Single Responsibility Principle

The Single Responsibility Principle
The Single Responsibility Principle (SRP) states that every module or class should have responsibility over a single part of the functionality provided by the software, and that responsibility should be entirely encapsulated by the class.
Robert C. Martin's Definition
"A class should have only one reason to change." — Robert C. Martin (Uncle Bob)
This principle is one of the five SOLID principles of object-oriented design. It promotes high cohesion within modules and loose coupling between them.
Separation of Concerns
Closely related to SRP is the principle of Separation of Concerns (SoC), coined by Edsger W. Dijkstra. SoC is a design principle for separating a computer program into distinct sections, so that each section addresses a separate concern.

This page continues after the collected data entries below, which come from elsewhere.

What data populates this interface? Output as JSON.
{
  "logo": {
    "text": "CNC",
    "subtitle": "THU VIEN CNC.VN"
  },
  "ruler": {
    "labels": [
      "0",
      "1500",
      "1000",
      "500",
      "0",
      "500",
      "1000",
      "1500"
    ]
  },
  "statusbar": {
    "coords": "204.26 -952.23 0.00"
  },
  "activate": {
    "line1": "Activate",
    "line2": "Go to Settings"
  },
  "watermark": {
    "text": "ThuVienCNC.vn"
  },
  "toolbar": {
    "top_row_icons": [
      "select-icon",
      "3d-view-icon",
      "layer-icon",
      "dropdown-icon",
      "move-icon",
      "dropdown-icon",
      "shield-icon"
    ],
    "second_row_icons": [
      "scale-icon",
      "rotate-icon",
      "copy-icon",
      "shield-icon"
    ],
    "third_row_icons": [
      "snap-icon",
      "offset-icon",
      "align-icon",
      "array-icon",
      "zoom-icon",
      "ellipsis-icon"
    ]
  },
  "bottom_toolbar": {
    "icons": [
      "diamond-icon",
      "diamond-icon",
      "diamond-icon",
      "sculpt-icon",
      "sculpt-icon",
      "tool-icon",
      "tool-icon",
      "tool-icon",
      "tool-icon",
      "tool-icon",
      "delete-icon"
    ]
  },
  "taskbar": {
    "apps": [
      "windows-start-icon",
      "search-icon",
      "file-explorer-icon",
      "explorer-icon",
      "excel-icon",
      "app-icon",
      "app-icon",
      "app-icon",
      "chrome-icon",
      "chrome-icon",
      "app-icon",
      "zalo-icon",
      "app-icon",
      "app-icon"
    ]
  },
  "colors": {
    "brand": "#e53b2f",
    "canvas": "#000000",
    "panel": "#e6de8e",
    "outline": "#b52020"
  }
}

A concern is a set of information that affects the code. In web development, common concerns include the presentation layer, business logic layer, data access layer, and persistence layer.
Benefits
The value of separation of concerns is simplifying development and maintenance. When concerns are well-separated, individual sections can be reused, developed, and updated independently. You can improve or modify one section without knowing the details of other sections.
Implementation
Object-oriented programming languages like C#, C++, and Java separate concerns into objects. Architectural patterns like MVC or MVP separate content from presentation. Service-oriented design separates concerns into services.
Common real-world examples include separating a space into rooms, so that activity in one room does not affect people in other rooms, or keeping electrical circuits separate so that overload on one circuit doesn't affect another.